Run ML models (ONNX)

Run model inference inside your functions: load a model once on cold start and serve predictions on every request. The Python 3.12 runtime (glibc) ships onnxruntime, onnx, and scikit-learn as attachable layers, so manylinux wheels work out of the box. Inference is CPU-only; no GPU is available.

Ship the model with your function

Put the model file next to your handler: drop it into the editor's file tree (binary assets are stored byte-exact), or include it in the folder you inquir deploy. At runtime the file lives in /var/task alongside your code.
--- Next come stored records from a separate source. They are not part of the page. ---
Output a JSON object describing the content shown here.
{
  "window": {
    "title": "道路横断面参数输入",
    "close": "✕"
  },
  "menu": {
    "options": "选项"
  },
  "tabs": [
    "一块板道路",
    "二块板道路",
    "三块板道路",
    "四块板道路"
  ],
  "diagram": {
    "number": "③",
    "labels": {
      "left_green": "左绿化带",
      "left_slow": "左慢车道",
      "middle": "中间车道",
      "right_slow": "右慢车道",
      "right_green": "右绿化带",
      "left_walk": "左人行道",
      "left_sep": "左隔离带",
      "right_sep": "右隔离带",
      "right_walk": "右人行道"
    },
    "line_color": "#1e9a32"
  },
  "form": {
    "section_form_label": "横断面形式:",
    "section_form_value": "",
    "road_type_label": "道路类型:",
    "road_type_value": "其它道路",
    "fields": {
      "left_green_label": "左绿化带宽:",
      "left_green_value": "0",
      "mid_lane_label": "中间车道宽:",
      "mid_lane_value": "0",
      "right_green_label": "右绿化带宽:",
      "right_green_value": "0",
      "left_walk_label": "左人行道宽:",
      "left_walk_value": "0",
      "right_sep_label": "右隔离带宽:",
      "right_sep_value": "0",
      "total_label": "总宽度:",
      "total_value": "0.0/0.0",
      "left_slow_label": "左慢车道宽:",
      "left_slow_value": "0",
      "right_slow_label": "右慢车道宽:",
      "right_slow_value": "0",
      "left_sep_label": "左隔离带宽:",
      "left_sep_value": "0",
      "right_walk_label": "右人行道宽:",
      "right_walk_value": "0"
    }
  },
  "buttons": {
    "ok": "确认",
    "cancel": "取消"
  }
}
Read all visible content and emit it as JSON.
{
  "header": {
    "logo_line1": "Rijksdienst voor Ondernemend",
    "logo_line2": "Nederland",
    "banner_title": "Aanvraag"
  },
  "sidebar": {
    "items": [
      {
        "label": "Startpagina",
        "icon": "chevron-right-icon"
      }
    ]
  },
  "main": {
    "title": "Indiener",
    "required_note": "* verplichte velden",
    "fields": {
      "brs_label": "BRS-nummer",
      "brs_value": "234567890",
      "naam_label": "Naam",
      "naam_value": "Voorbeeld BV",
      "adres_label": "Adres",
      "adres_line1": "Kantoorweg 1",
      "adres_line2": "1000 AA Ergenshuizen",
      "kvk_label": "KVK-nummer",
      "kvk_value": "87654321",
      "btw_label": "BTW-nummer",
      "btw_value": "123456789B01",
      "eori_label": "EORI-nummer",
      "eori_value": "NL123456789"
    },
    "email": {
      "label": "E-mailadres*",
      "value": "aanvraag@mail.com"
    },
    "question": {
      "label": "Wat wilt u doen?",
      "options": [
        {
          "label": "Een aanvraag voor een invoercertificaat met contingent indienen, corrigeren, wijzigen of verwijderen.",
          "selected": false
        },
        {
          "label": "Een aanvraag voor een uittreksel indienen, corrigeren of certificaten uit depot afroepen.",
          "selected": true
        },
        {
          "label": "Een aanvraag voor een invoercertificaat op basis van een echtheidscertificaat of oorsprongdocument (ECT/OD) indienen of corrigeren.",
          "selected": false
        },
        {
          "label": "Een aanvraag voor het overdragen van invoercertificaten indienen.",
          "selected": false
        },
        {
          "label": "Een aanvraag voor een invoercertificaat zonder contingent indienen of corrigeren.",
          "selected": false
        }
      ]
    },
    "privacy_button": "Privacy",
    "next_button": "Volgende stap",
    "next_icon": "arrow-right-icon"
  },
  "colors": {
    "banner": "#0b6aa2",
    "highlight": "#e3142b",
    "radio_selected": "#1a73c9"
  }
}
Attach the py-onnxruntime layer in the Layers panel.

handler.py
import os, json
import numpy as np
import onnxruntime as ort

# Created once per cold start, reused by warm containers — not per request.
_MODEL = os.path.join(os.path.dirname(__file__), "model.onnx")
_session = ort.InferenceSession(_MODEL, providers=["CPUExecutionProvider"])
_input = _session.get_inputs()[0].name

def handler(event, context):
    raw = event.get("body")
    payload = json.loads(raw) if isinstance(raw, str) else (event or {})
    features = np.array(payload["features"], dtype=np.float32).reshape(1, -1)
    outputs = _session.run(None, {_input: features})
    return {
        "statusCode": 200,
        "body": json.dumps({"prediction": outputs[0].tolist()}),
    }

Create the inference session at module scope so that it loads once per cold start and is reused by warm containers (~5ms warm invokes) instead of loading on every request.

Memory, size & cold starts

  • The model must fit in the function's memory limit—256MB by default, configurable up to 2GB in the function settings.
  • The session loads on cold start; warm containers keep it in memory, so subsequent invokes skip the load.
  • Large models lengthen cold starts. Keep models small, or raise the memory limit and the timeout (5s by default, up to 15 minutes).

Other ML libraries

Beyond ONNX Runtime, attach py-scikit-learn for classic machine learning (load a fitted estimator and call predict) or py-onnx to build and inspect .onnx graphs. Any pure-Python or manylinux-wheel package can be added as a layer.